Portrait: Verkauf und Administration

Dass unsere Maschinen überhaupt zu den Kunden kommen, ist der Verdienst unserer Verkaufsabteilung. Mit Flexibiltät, ganzheitlichem Denken und Talent für Fremdsprachen werden unsere Kunden kompetent beraten.

Interview mit Désirée Zimmerli, Auftragsabwicklung

Wie lange arbeiten Sie schon bei Spühl?

Ich bin seit 2012 dabei.

Erinnern Sie sich an Ihren ersten Arbeitstag?

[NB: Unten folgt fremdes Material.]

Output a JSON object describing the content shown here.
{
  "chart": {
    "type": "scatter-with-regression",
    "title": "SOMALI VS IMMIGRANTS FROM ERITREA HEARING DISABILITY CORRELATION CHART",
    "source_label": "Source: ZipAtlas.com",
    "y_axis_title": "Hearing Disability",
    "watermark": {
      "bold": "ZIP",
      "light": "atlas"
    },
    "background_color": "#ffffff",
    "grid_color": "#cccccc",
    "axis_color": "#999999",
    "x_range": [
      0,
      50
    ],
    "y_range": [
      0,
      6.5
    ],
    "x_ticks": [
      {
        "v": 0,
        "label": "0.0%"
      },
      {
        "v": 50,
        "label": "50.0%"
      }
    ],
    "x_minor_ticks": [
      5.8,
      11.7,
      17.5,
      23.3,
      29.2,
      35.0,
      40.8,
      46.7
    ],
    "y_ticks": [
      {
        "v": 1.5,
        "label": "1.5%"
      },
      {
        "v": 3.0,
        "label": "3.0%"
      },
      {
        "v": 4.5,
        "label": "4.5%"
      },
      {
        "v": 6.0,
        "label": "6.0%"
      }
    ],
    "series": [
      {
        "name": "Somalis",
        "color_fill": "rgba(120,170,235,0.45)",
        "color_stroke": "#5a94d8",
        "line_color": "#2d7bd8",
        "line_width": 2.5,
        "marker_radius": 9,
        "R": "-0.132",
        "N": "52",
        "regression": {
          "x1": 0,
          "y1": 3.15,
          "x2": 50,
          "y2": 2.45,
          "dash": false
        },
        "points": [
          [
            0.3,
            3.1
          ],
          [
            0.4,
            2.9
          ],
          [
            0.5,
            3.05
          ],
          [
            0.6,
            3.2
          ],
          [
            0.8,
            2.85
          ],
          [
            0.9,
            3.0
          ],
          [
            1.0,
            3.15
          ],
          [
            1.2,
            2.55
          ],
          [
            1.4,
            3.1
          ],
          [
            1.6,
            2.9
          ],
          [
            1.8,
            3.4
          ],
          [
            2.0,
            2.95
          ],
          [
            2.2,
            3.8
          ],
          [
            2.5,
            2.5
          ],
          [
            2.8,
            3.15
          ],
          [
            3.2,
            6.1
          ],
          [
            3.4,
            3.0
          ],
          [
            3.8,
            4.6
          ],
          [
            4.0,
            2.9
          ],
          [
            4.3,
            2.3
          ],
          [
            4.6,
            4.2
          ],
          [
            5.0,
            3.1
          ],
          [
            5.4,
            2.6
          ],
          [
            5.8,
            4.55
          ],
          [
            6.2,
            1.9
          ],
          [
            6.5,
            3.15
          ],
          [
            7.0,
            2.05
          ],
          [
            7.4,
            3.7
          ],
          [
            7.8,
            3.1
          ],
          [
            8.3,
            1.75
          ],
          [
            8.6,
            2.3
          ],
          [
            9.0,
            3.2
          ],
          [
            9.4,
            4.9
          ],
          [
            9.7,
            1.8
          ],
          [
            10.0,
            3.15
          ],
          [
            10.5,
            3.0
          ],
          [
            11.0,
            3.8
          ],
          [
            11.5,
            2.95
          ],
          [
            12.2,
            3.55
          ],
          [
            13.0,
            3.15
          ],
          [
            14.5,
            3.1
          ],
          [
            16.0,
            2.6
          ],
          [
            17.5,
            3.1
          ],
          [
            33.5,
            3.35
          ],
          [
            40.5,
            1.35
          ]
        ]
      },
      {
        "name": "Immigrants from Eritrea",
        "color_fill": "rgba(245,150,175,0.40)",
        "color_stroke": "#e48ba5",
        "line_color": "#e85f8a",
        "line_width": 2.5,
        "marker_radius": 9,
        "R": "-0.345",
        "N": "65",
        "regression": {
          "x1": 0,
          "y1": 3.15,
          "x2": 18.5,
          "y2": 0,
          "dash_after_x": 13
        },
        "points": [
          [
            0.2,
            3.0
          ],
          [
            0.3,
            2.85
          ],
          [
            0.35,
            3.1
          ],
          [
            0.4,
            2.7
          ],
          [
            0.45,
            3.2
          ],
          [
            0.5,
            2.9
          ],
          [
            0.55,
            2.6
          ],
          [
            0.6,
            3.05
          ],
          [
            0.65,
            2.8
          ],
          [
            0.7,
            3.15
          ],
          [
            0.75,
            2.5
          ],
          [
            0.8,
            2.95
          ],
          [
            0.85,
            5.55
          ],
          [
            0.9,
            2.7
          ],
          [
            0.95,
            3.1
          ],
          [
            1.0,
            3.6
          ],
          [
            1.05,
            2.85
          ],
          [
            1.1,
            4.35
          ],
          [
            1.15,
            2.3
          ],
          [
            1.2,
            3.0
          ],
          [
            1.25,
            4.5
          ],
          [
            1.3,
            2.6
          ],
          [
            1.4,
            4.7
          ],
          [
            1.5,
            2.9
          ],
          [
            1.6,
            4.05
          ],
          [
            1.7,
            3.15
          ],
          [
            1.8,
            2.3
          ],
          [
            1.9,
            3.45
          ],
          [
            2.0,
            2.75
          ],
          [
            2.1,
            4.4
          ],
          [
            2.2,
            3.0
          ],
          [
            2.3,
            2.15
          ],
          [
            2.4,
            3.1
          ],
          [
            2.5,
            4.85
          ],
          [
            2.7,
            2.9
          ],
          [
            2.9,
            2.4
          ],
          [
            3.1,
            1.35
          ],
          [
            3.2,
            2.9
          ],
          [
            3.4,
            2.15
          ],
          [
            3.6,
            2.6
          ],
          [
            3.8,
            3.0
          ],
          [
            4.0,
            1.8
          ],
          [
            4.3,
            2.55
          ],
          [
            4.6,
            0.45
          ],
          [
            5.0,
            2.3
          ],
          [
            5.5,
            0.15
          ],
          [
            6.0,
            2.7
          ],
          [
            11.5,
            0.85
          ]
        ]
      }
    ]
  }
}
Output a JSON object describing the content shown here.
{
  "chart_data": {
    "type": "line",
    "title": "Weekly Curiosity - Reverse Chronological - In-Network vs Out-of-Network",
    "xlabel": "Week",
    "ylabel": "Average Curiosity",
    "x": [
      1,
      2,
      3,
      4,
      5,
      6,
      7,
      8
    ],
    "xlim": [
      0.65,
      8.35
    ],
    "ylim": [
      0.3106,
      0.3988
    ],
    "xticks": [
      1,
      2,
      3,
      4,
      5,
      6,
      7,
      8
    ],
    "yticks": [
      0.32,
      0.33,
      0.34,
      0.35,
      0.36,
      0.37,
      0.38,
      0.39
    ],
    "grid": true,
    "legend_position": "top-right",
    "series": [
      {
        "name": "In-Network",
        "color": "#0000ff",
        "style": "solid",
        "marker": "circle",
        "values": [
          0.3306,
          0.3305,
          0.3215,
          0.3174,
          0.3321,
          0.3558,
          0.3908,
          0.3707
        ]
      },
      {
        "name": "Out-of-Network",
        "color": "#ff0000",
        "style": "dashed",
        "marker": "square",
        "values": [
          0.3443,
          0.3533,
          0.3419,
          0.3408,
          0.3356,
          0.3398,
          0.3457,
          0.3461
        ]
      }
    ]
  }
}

Oh ja, es war ein wunderschöner Herbsttag. Ich habe bestimmt 150 verschiedene Hände geschüttelt und war vollkommen durcheinander, wie ich mir bloss alle Namen und Funktionen merken soll. Zum Glück hat sich das dann schnell gelegt.

Wie würden Sie Ihren Arbeitsalltag beschreiben?

Ich habe primär zwei Hauptaufgaben, die es zu koordinieren gilt:

Einerseits betreue ich administrativ unseren Mutterkonzern Leggett & Platt von der Bestellung bis zur Auslieferung. Dies bedeutet neben der Kundenpflege auch eine enge Zusammenarbeit mit unserer Produktion, um die Speditionsplanung gut abzustimmen. Abteilungsübergreifende Kontakte bereiten mir sehr viel Freude. Sie sind für mich die Basis für einen reibungslosen internen Ablauf sowie einem zufriedenstellenden Kundenservice.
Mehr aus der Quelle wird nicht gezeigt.